The growing interest in network data analysis and inference is parallel to the huge importance of these data in the digital modern world. Combined with the recent developments in modeling and data processing, many aspects including modelisation, inference, visualisation are of interest from the statistical point of view.
The goal of these courses is to present the main concepts and ideas of network analysis, sparse inference, high-dimensional data and graphical models. Theoretical aspects developments of presented methods are motivated and demonstrated by real-world applications in various fields.

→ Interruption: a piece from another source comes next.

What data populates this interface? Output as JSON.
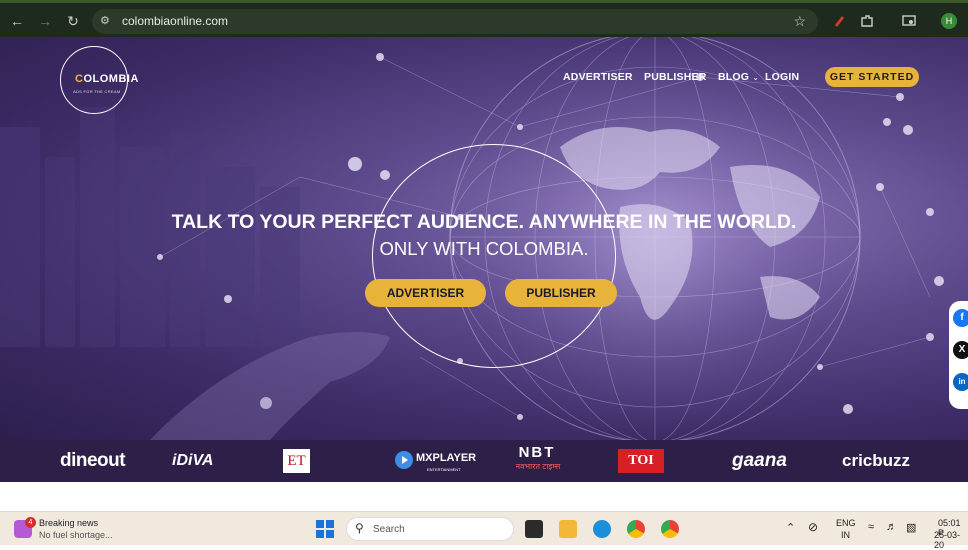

One of the main developments for network analysis gave rise recently to the web platform linkage.fr. It is the very first approach capable of analyzing both the topology of the network (who talks to who ?) and the documents exchanged between the individuals (about what ?). The methodology and the platform itself will be presented in details.
Course 1 (M-L. Martin-Magniette): Networks: what? what for? and how?
This lecture is an introduction to the networks, it is composed of three parts. In the first part, the goal is to understand that networks can be seen and understood in different ways. The second part of the lecture will be dedicated to the definition of global and local indicators that characterize a network and their interpretation in biological networks. The third part will be on how networks are built and this part will be a transition for the second lecture.
Course 2 (S. Robin): Network inference and graphical models
Networks are mostly used to depict interactions (links) between entities (nodes). In many situations, the network is not directly observed and needs be inferred based on observations collected on each node. Network inference can then be rephrased in terms of graphical models. In this framework, the joint distribution of the data collected on all nodes is supposed to factorize along the cliques of a certain graph G, which encodes the dependency structure between the nodes. This problem is sometimes called ‘structure inference’. Several graphical models, from Gaussian graphical models (GGM) to more complex ones, will be introduced as well as different strategies to infer G. This problem turns out to raises both theoretical and computational issues.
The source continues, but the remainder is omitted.